Renata Libonati, eleita pela empresa 3M uma das 25 mulheres cientistas na América Latina 2023 que estão mudando o mundo por meio da ciência, por seus estudos sobre prevenção de incêndios florestais e queimadas por meio de satélite, aponta as mudanças climáticas como as principais responsáveis pelo aumento da frequência e intensidade destes eventos extremos compostos de secas e ondas de calor. Ela ressalta que este ano, este tipo de evento composto pode ser agravado pelo El Niño, fenômeno climático caracterizado pelo aumento das temperaturas do oceano Pacífico equatorial, que no Brasil provoca chuvas torrenciais na região Sul e secas severas no Norte e Nordeste. O Sudeste brasileiro, devido às suas características naturais, socioeconômicas e demográficas, é uma das regiões mais vulneráveis à ocorrência de condições concorrentes de seca e onda de calor severos. Apesar dos riscos, ainda há poucos estudos focados nesta matéria para essa região brasileira, como de uma forma geral para todo o continente Sul Americano.

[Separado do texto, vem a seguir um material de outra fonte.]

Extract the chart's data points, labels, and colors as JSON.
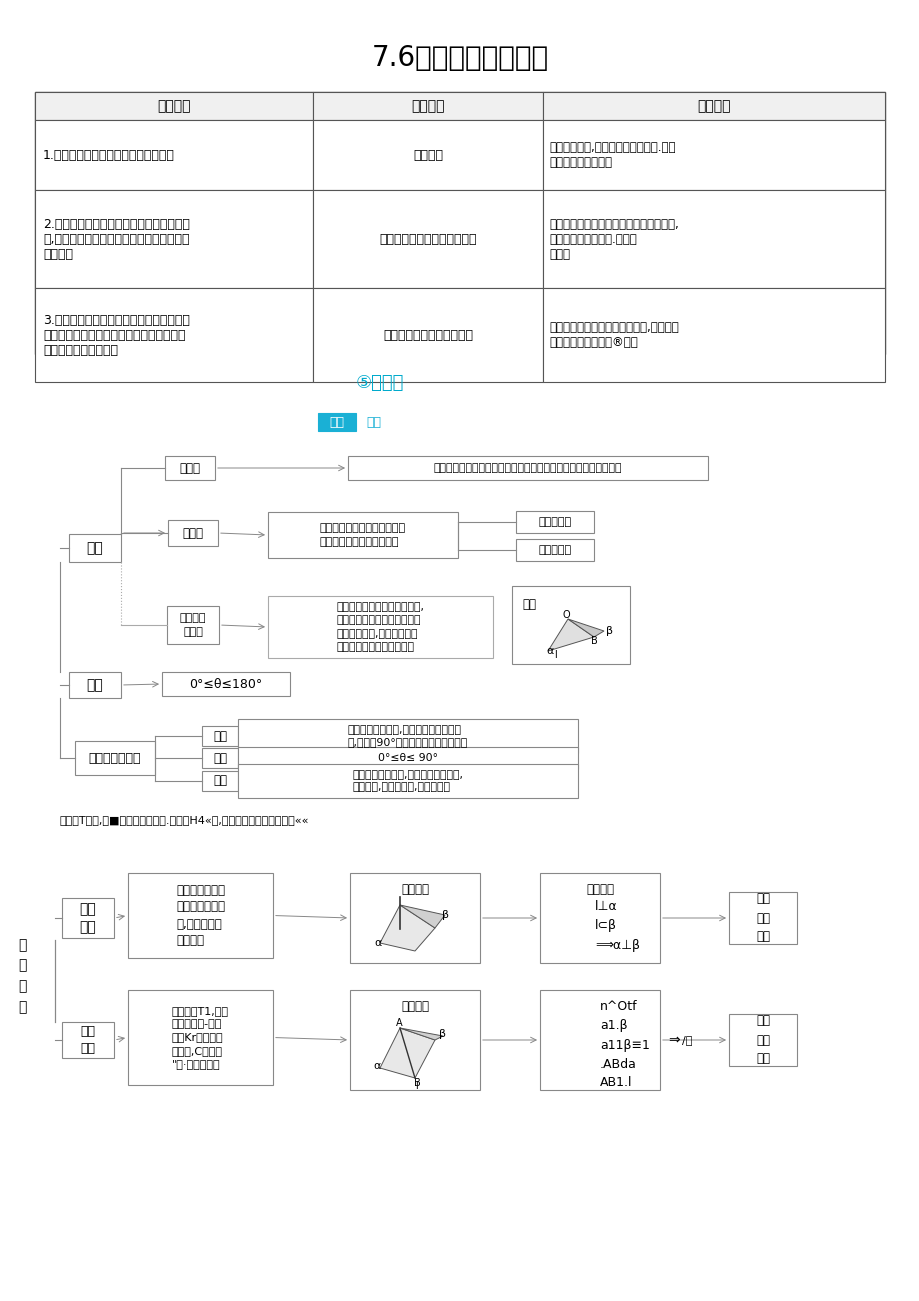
{
  "title": "7.6二面角与面面垂直",
  "bg_color": "#ffffff",
  "table_col1_header": "读标要求",
  "table_col2_header": "精细考点",
  "table_col3_header": "素养达成",
  "row1_col1": "1.理解二面角的概念和面面垂直的定义\n2.以立体几何中的定义、公理和定理为出发\n点,认识和理解平面与平面垂直的判定定理和\n性质定理\n3.能运用平面与平面垂直的判定定理、性质\n定理和已经获得的培论证明一些空间图形中\n的垂直关系的陆单命题",
  "row1_col2": "求二面角",
  "row1_col2b": "平面与平面垂直的判定与性质",
  "row1_col2c": "平行、垂直关系的综合运用",
  "row1_col3a": "通过求二面角,培养学生的遗筱推理.直混\n想象、数学运算素养",
  "row1_col3b": "通过平面与平面垂直的判定与性质的应用,\n培养学生的逻辑推理.直观想\n象素养",
  "row1_col3c": "通过平行与垂直关系的综合应用,培界学生\n的遗梯推理、直观理®素界",
  "annotation": "⑤构植电",
  "zhishi": "知识",
  "wangluo": "网络",
  "node_banpmian": "半平面",
  "banpmian_def": "平面内的一条直线把平面分成两部分，其中的每一部分都叫半平面",
  "node_dingyi": "定义",
  "node_ermianjiao": "二面角",
  "ermianjiao_def": "从一条直线出发的两个半平面\n所组成的图形，叫作二面角",
  "node_leng": "二面角的棱",
  "node_mian": "二靤角的面",
  "node_pingmianjiao": "二靤角的\n平面角",
  "pingmianjiao_def": "以二靤角的棱上任一点为端点,\n在两个半平面内分别作垂直于\n棱的两条射线,这两条射线所\n成的角叫作二靤角的平面角",
  "tuxing_label": "图形",
  "node_fanwei": "范围",
  "fanwei_val": "0°≤θ≤180°",
  "node_liangjiao": "两个平面的夹角",
  "sub_dingyi": "定义",
  "sub_fanwei": "范围",
  "sub_qiufa": "求法",
  "liangjiao_def": "如果两个平面相交,在相交所成的四个角\n中,不大于90°的角叫作两个平面的夹角",
  "liangjiao_fanwei": "0°≤θ≤ 90°",
  "liangjiao_qiufa": "同求二靤角的方法,求出的角在范围内,\n即为所求,不在范围内,则为其补角",
  "bottom_note": "厂定义T般地,如■两个中制所成的.肌角是H4«角,惠久我总这个个平面互和««",
  "mianzhi_label": "面\n面\n垂\n直",
  "pd_label": "判定\n定理",
  "pd_text": "如果一个平面过\n另一个平靤的垂\n线,那么这两个\n平靤垂直",
  "tuxing_yuyan": "图形语言",
  "fuhao_yuyan": "符号语言",
  "fuhao_pd": "l⊥α\nl⊂β\n⟹α⊥β",
  "zm1_label": "证明\n面靤\n垂直",
  "xz_label": "性质\n定理",
  "xz_text": "两个平靤T1,如果\n介平靤内有-条鱼\n线率Kr这科个平\n靤的绅,C么这条\n\"城·个平靤唯在",
  "fuhao_xz": "n^Οtf\na1.β\na11β≡1\n.ABda\nAB1.l",
  "zm2_label": "证明\n线靤\n垂直"
}
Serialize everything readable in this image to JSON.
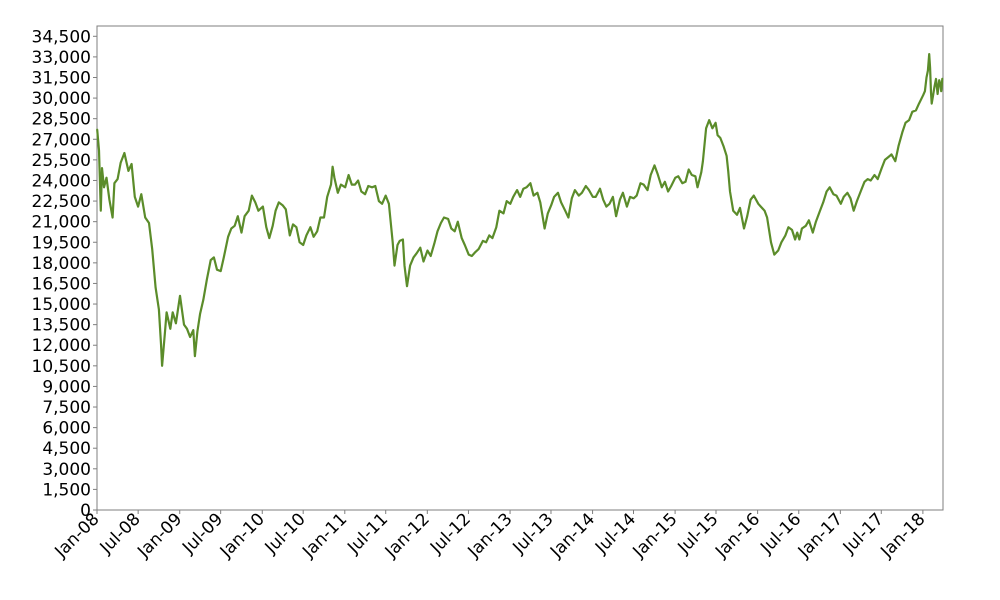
{
  "chart_data": {
    "type": "line",
    "title": "",
    "xlabel": "",
    "ylabel": "",
    "xlim": [
      "2008-01-01",
      "2018-03-31"
    ],
    "ylim": [
      0,
      35250
    ],
    "y_ticks": [
      0,
      1500,
      3000,
      4500,
      6000,
      7500,
      9000,
      10500,
      12000,
      13500,
      15000,
      16500,
      18000,
      19500,
      21000,
      22500,
      24000,
      25500,
      27000,
      28500,
      30000,
      31500,
      33000,
      34500
    ],
    "y_tick_labels": [
      "0",
      "1,500",
      "3,000",
      "4,500",
      "6,000",
      "7,500",
      "9,000",
      "10,500",
      "12,000",
      "13,500",
      "15,000",
      "16,500",
      "18,000",
      "19,500",
      "21,000",
      "22,500",
      "24,000",
      "25,500",
      "27,000",
      "28,500",
      "30,000",
      "31,500",
      "33,000",
      "34,500"
    ],
    "x_ticks": [
      "2008-01-01",
      "2008-07-01",
      "2009-01-01",
      "2009-07-01",
      "2010-01-01",
      "2010-07-01",
      "2011-01-01",
      "2011-07-01",
      "2012-01-01",
      "2012-07-01",
      "2013-01-01",
      "2013-07-01",
      "2014-01-01",
      "2014-07-01",
      "2015-01-01",
      "2015-07-01",
      "2016-01-01",
      "2016-07-01",
      "2017-01-01",
      "2017-07-01",
      "2018-01-01"
    ],
    "x_tick_labels": [
      "Jan-08",
      "Jul-08",
      "Jan-09",
      "Jul-09",
      "Jan-10",
      "Jul-10",
      "Jan-11",
      "Jul-11",
      "Jan-12",
      "Jul-12",
      "Jan-13",
      "Jul-13",
      "Jan-14",
      "Jul-14",
      "Jan-15",
      "Jul-15",
      "Jan-16",
      "Jul-16",
      "Jan-17",
      "Jul-17",
      "Jan-18"
    ],
    "grid": false,
    "legend": "none",
    "line_color": "#5b8c2a",
    "series": [
      {
        "x": [
          "2008-01-02",
          "2008-01-10",
          "2008-01-18",
          "2008-01-23",
          "2008-02-01",
          "2008-02-12",
          "2008-02-25",
          "2008-03-10",
          "2008-03-18",
          "2008-04-01",
          "2008-04-15",
          "2008-05-01",
          "2008-05-19",
          "2008-06-02",
          "2008-06-16",
          "2008-07-01",
          "2008-07-15",
          "2008-08-01",
          "2008-08-18",
          "2008-09-01",
          "2008-09-16",
          "2008-10-01",
          "2008-10-10",
          "2008-10-15",
          "2008-10-27",
          "2008-11-04",
          "2008-11-20",
          "2008-12-01",
          "2008-12-15",
          "2009-01-02",
          "2009-01-20",
          "2009-02-02",
          "2009-02-16",
          "2009-03-02",
          "2009-03-09",
          "2009-03-20",
          "2009-04-01",
          "2009-04-15",
          "2009-05-01",
          "2009-05-18",
          "2009-06-01",
          "2009-06-15",
          "2009-07-01",
          "2009-07-15",
          "2009-08-03",
          "2009-08-17",
          "2009-09-01",
          "2009-09-15",
          "2009-10-01",
          "2009-10-15",
          "2009-11-02",
          "2009-11-16",
          "2009-12-01",
          "2009-12-15",
          "2010-01-04",
          "2010-01-19",
          "2010-02-01",
          "2010-02-16",
          "2010-03-01",
          "2010-03-15",
          "2010-04-01",
          "2010-04-15",
          "2010-05-03",
          "2010-05-17",
          "2010-06-01",
          "2010-06-15",
          "2010-07-01",
          "2010-07-15",
          "2010-08-02",
          "2010-08-16",
          "2010-09-01",
          "2010-09-15",
          "2010-10-01",
          "2010-10-15",
          "2010-11-01",
          "2010-11-08",
          "2010-11-16",
          "2010-12-01",
          "2010-12-15",
          "2011-01-03",
          "2011-01-18",
          "2011-02-01",
          "2011-02-15",
          "2011-03-01",
          "2011-03-15",
          "2011-04-01",
          "2011-04-15",
          "2011-05-02",
          "2011-05-16",
          "2011-06-01",
          "2011-06-15",
          "2011-07-01",
          "2011-07-15",
          "2011-08-01",
          "2011-08-09",
          "2011-08-22",
          "2011-09-01",
          "2011-09-15",
          "2011-09-22",
          "2011-10-03",
          "2011-10-17",
          "2011-11-01",
          "2011-11-15",
          "2011-12-01",
          "2011-12-15",
          "2012-01-02",
          "2012-01-16",
          "2012-02-01",
          "2012-02-15",
          "2012-03-01",
          "2012-03-15",
          "2012-04-02",
          "2012-04-16",
          "2012-05-01",
          "2012-05-15",
          "2012-06-01",
          "2012-06-15",
          "2012-07-02",
          "2012-07-16",
          "2012-08-01",
          "2012-08-15",
          "2012-09-03",
          "2012-09-17",
          "2012-10-01",
          "2012-10-15",
          "2012-11-01",
          "2012-11-15",
          "2012-12-03",
          "2012-12-17",
          "2013-01-02",
          "2013-01-15",
          "2013-02-01",
          "2013-02-15",
          "2013-03-01",
          "2013-03-15",
          "2013-04-01",
          "2013-04-15",
          "2013-05-02",
          "2013-05-15",
          "2013-06-03",
          "2013-06-17",
          "2013-07-02",
          "2013-07-15",
          "2013-08-01",
          "2013-08-15",
          "2013-09-02",
          "2013-09-16",
          "2013-10-01",
          "2013-10-15",
          "2013-11-01",
          "2013-11-15",
          "2013-12-02",
          "2013-12-16",
          "2014-01-02",
          "2014-01-15",
          "2014-02-03",
          "2014-02-17",
          "2014-03-03",
          "2014-03-17",
          "2014-04-01",
          "2014-04-15",
          "2014-05-02",
          "2014-05-15",
          "2014-06-02",
          "2014-06-16",
          "2014-07-02",
          "2014-07-15",
          "2014-08-01",
          "2014-08-15",
          "2014-09-01",
          "2014-09-15",
          "2014-10-02",
          "2014-10-15",
          "2014-11-03",
          "2014-11-17",
          "2014-12-01",
          "2014-12-15",
          "2015-01-02",
          "2015-01-15",
          "2015-02-02",
          "2015-02-16",
          "2015-03-02",
          "2015-03-16",
          "2015-04-01",
          "2015-04-10",
          "2015-04-27",
          "2015-05-04",
          "2015-05-18",
          "2015-06-01",
          "2015-06-15",
          "2015-06-29",
          "2015-07-08",
          "2015-07-20",
          "2015-08-03",
          "2015-08-17",
          "2015-08-24",
          "2015-09-01",
          "2015-09-15",
          "2015-10-02",
          "2015-10-15",
          "2015-11-02",
          "2015-11-16",
          "2015-12-01",
          "2015-12-15",
          "2016-01-04",
          "2016-01-15",
          "2016-02-01",
          "2016-02-12",
          "2016-02-29",
          "2016-03-15",
          "2016-04-01",
          "2016-04-15",
          "2016-05-03",
          "2016-05-16",
          "2016-06-01",
          "2016-06-15",
          "2016-06-24",
          "2016-07-04",
          "2016-07-15",
          "2016-08-01",
          "2016-08-15",
          "2016-09-01",
          "2016-09-15",
          "2016-10-03",
          "2016-10-17",
          "2016-11-01",
          "2016-11-15",
          "2016-12-01",
          "2016-12-15",
          "2017-01-03",
          "2017-01-16",
          "2017-02-01",
          "2017-02-15",
          "2017-03-01",
          "2017-03-15",
          "2017-04-03",
          "2017-04-18",
          "2017-05-02",
          "2017-05-15",
          "2017-06-01",
          "2017-06-15",
          "2017-07-03",
          "2017-07-17",
          "2017-08-01",
          "2017-08-15",
          "2017-09-01",
          "2017-09-15",
          "2017-10-02",
          "2017-10-16",
          "2017-11-01",
          "2017-11-15",
          "2017-12-01",
          "2017-12-15",
          "2018-01-02",
          "2018-01-10",
          "2018-01-17",
          "2018-01-23",
          "2018-01-29",
          "2018-02-02",
          "2018-02-06",
          "2018-02-09",
          "2018-02-15",
          "2018-02-21",
          "2018-02-28",
          "2018-03-07",
          "2018-03-14",
          "2018-03-20",
          "2018-03-23",
          "2018-03-28"
        ],
        "y": [
          27700,
          26200,
          21800,
          24900,
          23500,
          24200,
          22600,
          21300,
          23800,
          24100,
          25300,
          26000,
          24700,
          25200,
          22800,
          22100,
          23000,
          21300,
          20900,
          19000,
          16200,
          14600,
          12100,
          10500,
          12800,
          14400,
          13200,
          14400,
          13600,
          15600,
          13500,
          13200,
          12600,
          13100,
          11200,
          13000,
          14300,
          15300,
          16800,
          18200,
          18400,
          17500,
          17400,
          18400,
          19900,
          20500,
          20700,
          21400,
          20200,
          21400,
          21800,
          22900,
          22400,
          21800,
          22100,
          20600,
          19800,
          20700,
          21800,
          22400,
          22200,
          21900,
          20000,
          20800,
          20600,
          19500,
          19300,
          20000,
          20600,
          19900,
          20300,
          21300,
          21300,
          22800,
          23700,
          25000,
          24200,
          23100,
          23700,
          23500,
          24400,
          23700,
          23700,
          24000,
          23200,
          23000,
          23600,
          23500,
          23600,
          22500,
          22300,
          22900,
          22300,
          19500,
          17800,
          19300,
          19600,
          19700,
          17800,
          16300,
          17800,
          18400,
          18700,
          19100,
          18100,
          18900,
          18500,
          19400,
          20300,
          20900,
          21300,
          21200,
          20500,
          20300,
          21000,
          19800,
          19300,
          18600,
          18500,
          18800,
          19000,
          19600,
          19500,
          20000,
          19800,
          20600,
          21800,
          21600,
          22500,
          22300,
          22800,
          23300,
          22800,
          23400,
          23500,
          23800,
          22900,
          23100,
          22400,
          20500,
          21600,
          22200,
          22800,
          23100,
          22400,
          21800,
          21300,
          22700,
          23300,
          22900,
          23100,
          23600,
          23300,
          22800,
          22800,
          23400,
          22600,
          22100,
          22300,
          22800,
          21400,
          22600,
          23100,
          22100,
          22800,
          22700,
          22900,
          23800,
          23700,
          23300,
          24400,
          25100,
          24500,
          23500,
          23900,
          23200,
          23600,
          24200,
          24300,
          23800,
          23900,
          24800,
          24400,
          24300,
          23500,
          24600,
          25400,
          27800,
          28400,
          27800,
          28200,
          27300,
          27100,
          26500,
          25800,
          24700,
          23200,
          21800,
          21500,
          22000,
          20500,
          21400,
          22600,
          22900,
          22300,
          22100,
          21800,
          21300,
          19500,
          18600,
          18900,
          19500,
          20000,
          20600,
          20400,
          19700,
          20200,
          19700,
          20500,
          20700,
          21100,
          20200,
          21000,
          21800,
          22400,
          23200,
          23500,
          23000,
          22900,
          22300,
          22800,
          23100,
          22700,
          21800,
          22500,
          23300,
          23900,
          24100,
          24000,
          24400,
          24100,
          24900,
          25500,
          25700,
          25900,
          25400,
          26500,
          27500,
          28200,
          28400,
          29000,
          29100,
          29600,
          30200,
          30500,
          31500,
          32000,
          33200,
          32200,
          30400,
          29600,
          30200,
          30800,
          31400,
          30300,
          31300,
          31000,
          30500,
          31400
        ]
      }
    ]
  }
}
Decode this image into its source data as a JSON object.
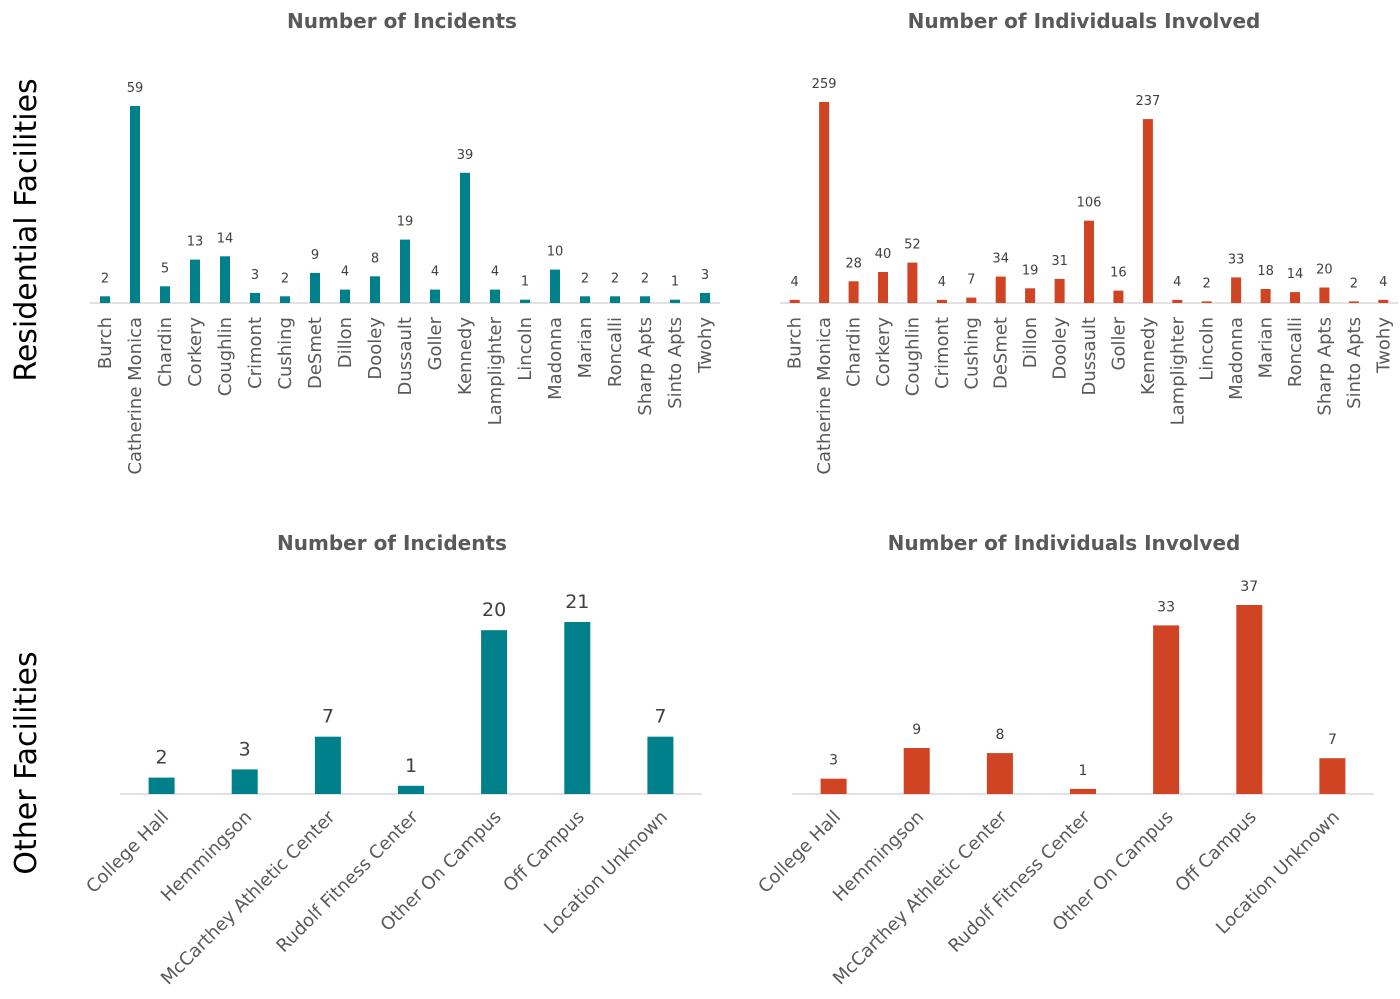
{
  "row_labels": {
    "top": "Residential Facilities",
    "bottom": "Other Facilities"
  },
  "colors": {
    "teal": "#00808a",
    "orange": "#d04424",
    "axis": "#d9d9d9",
    "text": "#595959"
  },
  "chart_data": [
    {
      "type": "bar",
      "title": "Number of Incidents",
      "xlabel": "",
      "ylabel": "",
      "color": "#00808a",
      "categories": [
        "Burch",
        "Catherine Monica",
        "Chardin",
        "Corkery",
        "Coughlin",
        "Crimont",
        "Cushing",
        "DeSmet",
        "Dillon",
        "Dooley",
        "Dussault",
        "Goller",
        "Kennedy",
        "Lamplighter",
        "Lincoln",
        "Madonna",
        "Marian",
        "Roncalli",
        "Sharp Apts",
        "Sinto Apts",
        "Twohy"
      ],
      "values": [
        2,
        59,
        5,
        13,
        14,
        3,
        2,
        9,
        4,
        8,
        19,
        4,
        39,
        4,
        1,
        10,
        2,
        2,
        2,
        1,
        3
      ],
      "ylim": [
        0,
        59
      ],
      "grid": false,
      "legend": "none"
    },
    {
      "type": "bar",
      "title": "Number of Individuals Involved",
      "xlabel": "",
      "ylabel": "",
      "color": "#d04424",
      "categories": [
        "Burch",
        "Catherine Monica",
        "Chardin",
        "Corkery",
        "Coughlin",
        "Crimont",
        "Cushing",
        "DeSmet",
        "Dillon",
        "Dooley",
        "Dussault",
        "Goller",
        "Kennedy",
        "Lamplighter",
        "Lincoln",
        "Madonna",
        "Marian",
        "Roncalli",
        "Sharp Apts",
        "Sinto Apts",
        "Twohy"
      ],
      "values": [
        4,
        259,
        28,
        40,
        52,
        4,
        7,
        34,
        19,
        31,
        106,
        16,
        237,
        4,
        2,
        33,
        18,
        14,
        20,
        2,
        4
      ],
      "ylim": [
        0,
        259
      ],
      "grid": false,
      "legend": "none"
    },
    {
      "type": "bar",
      "title": "Number of Incidents",
      "xlabel": "",
      "ylabel": "",
      "color": "#00808a",
      "categories": [
        "College Hall",
        "Hemmingson",
        "McCarthey Athletic Center",
        "Rudolf Fitness Center",
        "Other On Campus",
        "Off Campus",
        "Location Unknown"
      ],
      "values": [
        2,
        3,
        7,
        1,
        20,
        21,
        7
      ],
      "ylim": [
        0,
        21
      ],
      "grid": false,
      "legend": "none"
    },
    {
      "type": "bar",
      "title": "Number of Individuals Involved",
      "xlabel": "",
      "ylabel": "",
      "color": "#d04424",
      "categories": [
        "College Hall",
        "Hemmingson",
        "McCarthey Athletic Center",
        "Rudolf Fitness Center",
        "Other On Campus",
        "Off Campus",
        "Location Unknown"
      ],
      "values": [
        3,
        9,
        8,
        1,
        33,
        37,
        7
      ],
      "ylim": [
        0,
        37
      ],
      "grid": false,
      "legend": "none"
    }
  ]
}
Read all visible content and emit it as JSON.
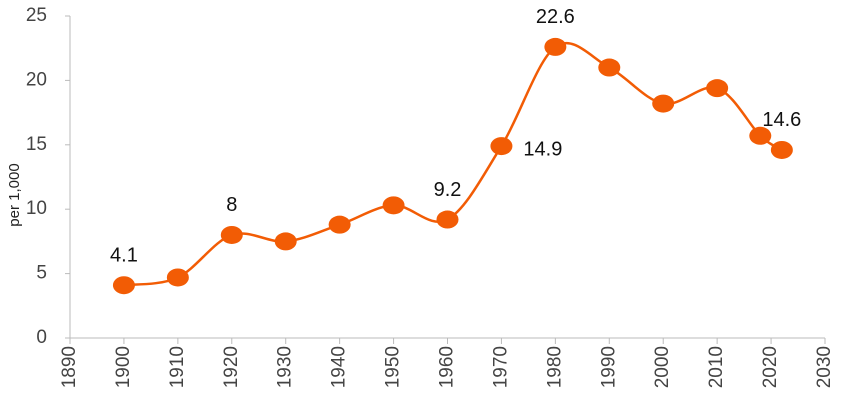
{
  "chart_data": {
    "type": "line",
    "y_label": "per 1,000",
    "x": [
      1900,
      1910,
      1920,
      1930,
      1940,
      1950,
      1960,
      1970,
      1980,
      1990,
      2000,
      2010,
      2018,
      2022
    ],
    "series": [
      {
        "color": "#f25c05",
        "values": [
          4.1,
          4.7,
          8,
          7.5,
          8.8,
          10.3,
          9.2,
          14.9,
          22.6,
          21.0,
          18.2,
          19.4,
          15.7,
          14.6
        ],
        "value_labels": [
          "4.1",
          null,
          "8",
          null,
          null,
          null,
          "9.2",
          "14.9",
          "22.6",
          null,
          null,
          null,
          null,
          "14.6"
        ]
      }
    ],
    "xlim": [
      1890,
      2030
    ],
    "xticks": [
      1890,
      1900,
      1910,
      1920,
      1930,
      1940,
      1950,
      1960,
      1970,
      1980,
      1990,
      2000,
      2010,
      2020,
      2030
    ],
    "ylim": [
      0,
      25
    ],
    "yticks": [
      0,
      5,
      10,
      15,
      20,
      25
    ]
  }
}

Renata destaca também a possibilidade de o estresse térmico aumentar mortalidade, além de ser responsável por 20% a mais de partos prematuros, fatos que foram abordados recentemente no artigo de revisão do grupo: Drought–heatwave nexus in Brazil and related impacts on health and fires: A comprehensive review, publicado na revista Annals of the New York Academy of Sciences. “Precisamos considerar o calor extremo como um desastre natural e um fator determinante sobre a saúde da população, sob o risco de uma sobrecarga – muitas vezes invisível - no sistema público de saúde”. Para a pesquisadora, o País está atrasado na elaboração de políticas públicas de prevenção e controle das mortes e agravos decorrentes do estresse térmico sobre a população e na adaptação das cidades ao calor. “É urgente a implementação de ações da agenda 2030 relacionadas às mudanças climáticas de forma transversal e que possam alcançar práticas que incidem em proteção à vida, principalmente dos grupos vulneráveis”, conclui.